En zo werd u dominee?

Zover was het nog niet, want ik werkte nog steeds op school als onderwijzer. Na de vakantie volgde het gesprek met het schoolbestuur. Dat liep erop uit dat ze me geen vaste aanstelling wilden geven, omdat ik kinderen zag als dood in zonden en misdaden, als kinderen die wedergeboorte nodig hadden. Daar waren ze het niet mee eens.

In diezelfde tijd hoorde de kerkenraad van mijn gemeente dat ik een paar keer was voorgegaan. Er volgde een gesprek en op een eerstvolgende kerkelijke vergadering met meerdere gemeenten werd ik als oefenaar aangesteld. Ik mocht dus preken, maar nog geen sacramenten bedienen. De gemeente in Meliskerke vroeg of ik daar wilde komen. Al snel daarna maakte de Heere duidelijk dat dit de weg was die ik moest gaan. Ik mocht ook stoppen met het werk op school. Nog weer later ben ik in Meliskerke bevestigd als predikant.
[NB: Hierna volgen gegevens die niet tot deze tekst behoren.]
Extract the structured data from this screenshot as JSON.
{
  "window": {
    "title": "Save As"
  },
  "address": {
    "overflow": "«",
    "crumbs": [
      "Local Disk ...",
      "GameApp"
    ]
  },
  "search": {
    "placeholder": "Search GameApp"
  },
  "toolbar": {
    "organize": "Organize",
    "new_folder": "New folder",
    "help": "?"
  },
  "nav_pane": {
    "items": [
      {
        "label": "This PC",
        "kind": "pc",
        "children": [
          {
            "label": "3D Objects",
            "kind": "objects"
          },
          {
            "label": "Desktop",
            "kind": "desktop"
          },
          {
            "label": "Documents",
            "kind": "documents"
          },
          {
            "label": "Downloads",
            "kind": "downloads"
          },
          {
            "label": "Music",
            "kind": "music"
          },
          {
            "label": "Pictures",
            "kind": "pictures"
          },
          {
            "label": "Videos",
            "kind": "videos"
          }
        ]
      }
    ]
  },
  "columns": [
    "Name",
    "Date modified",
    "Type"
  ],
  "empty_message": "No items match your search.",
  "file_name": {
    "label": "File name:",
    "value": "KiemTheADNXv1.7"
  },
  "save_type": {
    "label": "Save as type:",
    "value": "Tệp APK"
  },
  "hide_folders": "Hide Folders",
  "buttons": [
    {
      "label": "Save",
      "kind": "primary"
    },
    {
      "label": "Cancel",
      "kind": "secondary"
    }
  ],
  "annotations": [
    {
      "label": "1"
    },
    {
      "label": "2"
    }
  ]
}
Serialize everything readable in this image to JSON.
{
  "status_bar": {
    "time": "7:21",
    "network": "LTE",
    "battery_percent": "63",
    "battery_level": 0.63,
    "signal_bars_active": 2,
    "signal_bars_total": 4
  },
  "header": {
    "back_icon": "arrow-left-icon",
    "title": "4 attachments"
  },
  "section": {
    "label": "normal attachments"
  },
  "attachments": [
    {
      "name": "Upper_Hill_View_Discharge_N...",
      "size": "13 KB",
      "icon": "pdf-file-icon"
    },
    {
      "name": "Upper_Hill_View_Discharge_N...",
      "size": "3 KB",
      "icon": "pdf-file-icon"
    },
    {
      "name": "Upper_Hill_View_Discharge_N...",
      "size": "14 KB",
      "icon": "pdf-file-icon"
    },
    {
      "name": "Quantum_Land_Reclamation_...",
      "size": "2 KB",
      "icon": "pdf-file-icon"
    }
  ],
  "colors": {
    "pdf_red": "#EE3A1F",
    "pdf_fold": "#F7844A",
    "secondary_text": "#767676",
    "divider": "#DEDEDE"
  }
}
Hoe vond u het om te preken?

Het is mooi, maar ook moeilijk werk.

Ik merkte al snel dat het belangrijk is dat je als toekomstig predikant een goede opleiding nodig hebt. Anders gaan de preken allemaal op elkaar lijken. Of een dominee gaat dingen willekeurig vergeestelijken. Er is kennis nodig, grondige kennis. Ook van de grondtalen.

Vond u het daarom zo belangrijk dat er een Theologische School kwam?

Daar heb ik me inderdaad voor ingezet. Toen de Theologische School in 1927 in Rotterdam werd geopend, was ik bijzonder dankbaar. Lang heb ik ervoor gestreden en eindelijk was het zover. Ook ben ik daar docent geweest. Zelf heb ik geen theologische opleiding kunnen doen, maar die had ik achteraf gezien wel nodig. Veel kennis heb ik me eigen moeten maken door zelfstudie. Maar een kerk kan niet zonder goed opgeleide predikanten.

Klopt het dat u de Gereformeerde Gemeenten hebt opgericht?

Laat ik het zo zeggen: twee groepen kerkgangers groeiden steeds meer naar elkaar toe. De kerkelijke verdeeldheid deed me pijn en ik heb veel energie gestoken in het één maken van de toenmalige kruisgemeenten en de ledeboerianen. Dat is met hulp van de Heere en van andere predikanten uiteindelijk gelukt.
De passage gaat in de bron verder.